Bei der Überwachung von Krebspatienten muss besonders auf die antiemetische Therapie und die Schmerztherapie sowie auf die Prophylaxe von Schleimhautschäden geachtet werden. Weitere wichtige Punkte sind die Ernährung sowie die Umstellung von der Haus- auf die Klinikmedikation. Vaitiekunas wies darauf hin, dass bei einer guten Zusammenarbeit zwischen Ärzten und Klinikapothekern die pharmazeutische Betreuung die Qualität der Patientenversorgung deutlich steigere. Außerdem führe die Optimierung der Arzneimitteltherapie zu Kosteneinsparungen.
Beratung und pharmazeutische Betreuung in den öffentlichen Apotheken
Wie eine pharmazeutische Betreuung von Krebspatienten bei den niedergelassenen Apothekern aussehen kann, zeigte Michael Höckel, Fachapotheker für Offizinpharmazie aus Kassel. Der Apotheker begleitet die ärztliche Therapie durch Informationen und Gespräche über Arzneimittel. Zudem kann der Patient in der Apotheke Orientierungshilfen bei unkonventionellen Therapieansätzen erhalten, der Apotheker kann Adressen von Selbsthilfegruppen und wichtigen Medien zur Verfügung halten sowie über Sozialleistungen und Zuzahlungsmodalitäten informieren.
In der Apotheke sollte der onkologische Patient Ängste durch Beratung und pharmazeutische Betreuung abbauen können. Die wichtigste Voraussetzung dafür sind niedrigschwelligen Informations- und Beratungsangeboten für Menschen mit Krebs. Wichtig hierbei sind fachliche und emotionale Kompetenz, vor allem möchte der Krebskranke nicht bemitleidet werden.

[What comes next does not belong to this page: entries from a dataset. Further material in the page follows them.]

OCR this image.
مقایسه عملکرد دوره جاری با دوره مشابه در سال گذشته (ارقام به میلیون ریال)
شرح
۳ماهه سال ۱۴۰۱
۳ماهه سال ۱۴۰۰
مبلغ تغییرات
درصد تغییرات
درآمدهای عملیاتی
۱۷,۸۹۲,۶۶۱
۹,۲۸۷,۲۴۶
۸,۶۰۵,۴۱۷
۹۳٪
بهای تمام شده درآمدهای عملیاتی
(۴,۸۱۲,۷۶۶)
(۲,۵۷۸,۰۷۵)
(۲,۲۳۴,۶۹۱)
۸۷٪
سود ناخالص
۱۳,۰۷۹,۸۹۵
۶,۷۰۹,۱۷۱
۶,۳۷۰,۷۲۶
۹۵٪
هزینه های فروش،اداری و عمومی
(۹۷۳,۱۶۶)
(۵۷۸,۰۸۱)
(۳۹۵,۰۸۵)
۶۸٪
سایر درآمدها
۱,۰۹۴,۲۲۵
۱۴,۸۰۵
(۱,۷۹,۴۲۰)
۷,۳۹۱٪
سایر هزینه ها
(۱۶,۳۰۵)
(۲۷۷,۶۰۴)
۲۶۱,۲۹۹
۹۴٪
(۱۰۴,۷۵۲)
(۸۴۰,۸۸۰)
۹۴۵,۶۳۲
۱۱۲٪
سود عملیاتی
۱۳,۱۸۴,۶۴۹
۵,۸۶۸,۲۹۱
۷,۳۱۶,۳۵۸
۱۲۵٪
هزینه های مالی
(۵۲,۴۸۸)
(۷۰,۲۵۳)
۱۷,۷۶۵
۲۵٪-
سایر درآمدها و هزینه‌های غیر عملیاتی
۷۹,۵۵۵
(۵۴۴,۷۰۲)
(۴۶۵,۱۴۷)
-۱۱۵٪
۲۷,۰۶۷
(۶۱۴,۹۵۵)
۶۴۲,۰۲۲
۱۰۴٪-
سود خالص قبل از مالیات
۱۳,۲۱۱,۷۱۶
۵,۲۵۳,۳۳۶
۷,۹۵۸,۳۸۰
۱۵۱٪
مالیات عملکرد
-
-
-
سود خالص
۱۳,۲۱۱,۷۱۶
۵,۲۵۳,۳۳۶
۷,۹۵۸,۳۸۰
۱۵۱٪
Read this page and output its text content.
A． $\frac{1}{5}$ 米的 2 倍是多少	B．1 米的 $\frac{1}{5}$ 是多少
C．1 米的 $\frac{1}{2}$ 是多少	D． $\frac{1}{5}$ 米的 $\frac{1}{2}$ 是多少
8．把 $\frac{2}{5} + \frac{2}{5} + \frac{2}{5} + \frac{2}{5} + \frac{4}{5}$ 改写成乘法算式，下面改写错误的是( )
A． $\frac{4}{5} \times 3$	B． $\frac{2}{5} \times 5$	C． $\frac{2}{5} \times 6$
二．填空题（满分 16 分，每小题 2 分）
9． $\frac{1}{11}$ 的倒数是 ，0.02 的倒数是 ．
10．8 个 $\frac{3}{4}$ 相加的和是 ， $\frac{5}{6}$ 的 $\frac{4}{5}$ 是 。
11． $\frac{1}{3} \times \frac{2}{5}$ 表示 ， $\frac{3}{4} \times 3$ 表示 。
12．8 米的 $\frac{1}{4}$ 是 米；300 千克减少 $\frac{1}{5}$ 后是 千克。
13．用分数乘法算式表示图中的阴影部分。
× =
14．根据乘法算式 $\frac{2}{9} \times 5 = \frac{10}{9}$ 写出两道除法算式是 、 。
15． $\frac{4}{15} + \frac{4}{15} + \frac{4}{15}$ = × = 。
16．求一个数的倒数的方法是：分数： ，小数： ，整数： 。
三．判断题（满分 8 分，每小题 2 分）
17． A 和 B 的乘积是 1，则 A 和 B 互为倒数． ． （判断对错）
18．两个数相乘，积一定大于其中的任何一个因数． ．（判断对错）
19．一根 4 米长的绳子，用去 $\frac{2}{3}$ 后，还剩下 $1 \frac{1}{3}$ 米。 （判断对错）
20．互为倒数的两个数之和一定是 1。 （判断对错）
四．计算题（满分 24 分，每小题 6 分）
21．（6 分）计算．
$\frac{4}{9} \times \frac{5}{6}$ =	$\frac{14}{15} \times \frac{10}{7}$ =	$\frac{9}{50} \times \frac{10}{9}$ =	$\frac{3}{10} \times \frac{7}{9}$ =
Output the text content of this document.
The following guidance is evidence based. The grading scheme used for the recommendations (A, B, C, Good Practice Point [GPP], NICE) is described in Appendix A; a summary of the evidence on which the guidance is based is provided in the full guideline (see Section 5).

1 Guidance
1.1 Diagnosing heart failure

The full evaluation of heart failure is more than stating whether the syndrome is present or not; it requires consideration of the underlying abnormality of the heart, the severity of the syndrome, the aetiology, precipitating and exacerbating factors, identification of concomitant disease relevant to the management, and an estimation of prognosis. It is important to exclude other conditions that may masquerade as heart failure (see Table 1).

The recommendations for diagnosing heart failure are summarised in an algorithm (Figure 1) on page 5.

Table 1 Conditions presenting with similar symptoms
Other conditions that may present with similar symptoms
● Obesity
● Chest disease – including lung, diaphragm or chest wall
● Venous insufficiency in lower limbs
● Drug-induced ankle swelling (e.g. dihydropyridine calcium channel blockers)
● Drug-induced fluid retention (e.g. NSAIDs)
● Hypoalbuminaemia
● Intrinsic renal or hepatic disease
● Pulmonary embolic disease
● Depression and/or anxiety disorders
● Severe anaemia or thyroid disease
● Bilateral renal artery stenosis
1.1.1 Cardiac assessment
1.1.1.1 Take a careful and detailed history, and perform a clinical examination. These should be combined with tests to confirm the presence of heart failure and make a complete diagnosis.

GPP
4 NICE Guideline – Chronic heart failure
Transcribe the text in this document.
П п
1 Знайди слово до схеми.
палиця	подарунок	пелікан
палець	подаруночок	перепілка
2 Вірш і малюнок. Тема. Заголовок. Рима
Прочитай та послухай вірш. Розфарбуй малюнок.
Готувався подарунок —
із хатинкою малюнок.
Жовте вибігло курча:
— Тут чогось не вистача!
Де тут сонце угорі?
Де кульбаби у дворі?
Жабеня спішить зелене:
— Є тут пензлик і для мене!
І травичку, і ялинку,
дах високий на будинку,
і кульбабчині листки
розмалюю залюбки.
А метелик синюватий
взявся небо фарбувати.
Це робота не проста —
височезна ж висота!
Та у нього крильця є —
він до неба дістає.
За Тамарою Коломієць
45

Wenn der Apotheker die Wirkung einer Therapie erläutert und den Sinn eines Arzneimitteleinsatzes wiederholt, verbessert sich die Compliance. In der Apotheke können wichtige Fragen zu den verordneten Arzneimitteln erörtert werden. Dabei sollten Einnahme- und Anwendungshinweise sowie praxisrelevante Nebenwirkungen und Wechselwirkungen mit Arzneimitteln und Lebensmitteln mit dem Patienten besprochen werden. Der Apotheker kann einen Einnahmeplan für die Arzneimittel nach der ärztlichen Verordnung erstellen.
Daneben sollte der Apotheker auch auf allgemeine Maßnahmen, beispielsweise zur Ernährung, hinweisen. So kann darauf hingewiesen werden, dass Müdigkeit und Erschöpfung während der Chemotherapie völlig normale Begleiterscheinungen sind. Höckel empfahl, regelmäßig Gesprächskontakte anzubieten, Gesprächsnotizen anzufertigen und für den einzelnen Patienten in einem Ordner abzulegen.
Im Unterschied zu Krankenhausapotheken sei ambulant die Zusammenarbeit zwischen Ärzten und Apothekern schwierig, meinte Höckel, da nicht immer zeitnah informiert werden könnte. Wichtig sei es, bei Unklarheiten auf jeden Fall Rücksprache mit dem Arzt zu halten.
Kastentext: Auswahl der wichtigsten Onkogene
- (Ha-, Ki-) ras: Gastrointestinal-, Lungen, Blasenkarzinom
- Her2/neu (= erb B2): Mamma-, Barrettkarzinom
- N-myc: Neuroblastom
- c-myc: Non-Hodgkin-Lymphom (Burkitt)
- abl: Chronisch myeloische Leukämie
Krebs ist eine der häufigsten Erkrankungen in den Industrienationen - jeder Dritte wird daran sterben. Die Diagnose Krebs ist dennoch kein Grund zu verzweifeln, denn in vielen Fällen kann man jahrelang mit seinem Krebs leben. So unterschiedlich die verschiedenen Krebsformen sind, so viele verschiedene Behandlungsmöglichkeiten gibt es. Für eine möglichst erfolgreiche und nebenwirkungsarme Krebstherapie ist eine Zusammenarbeit zwischen Ärzten aller beteiligten Disziplinen und Apothekern eine wichtige Voraussetzung.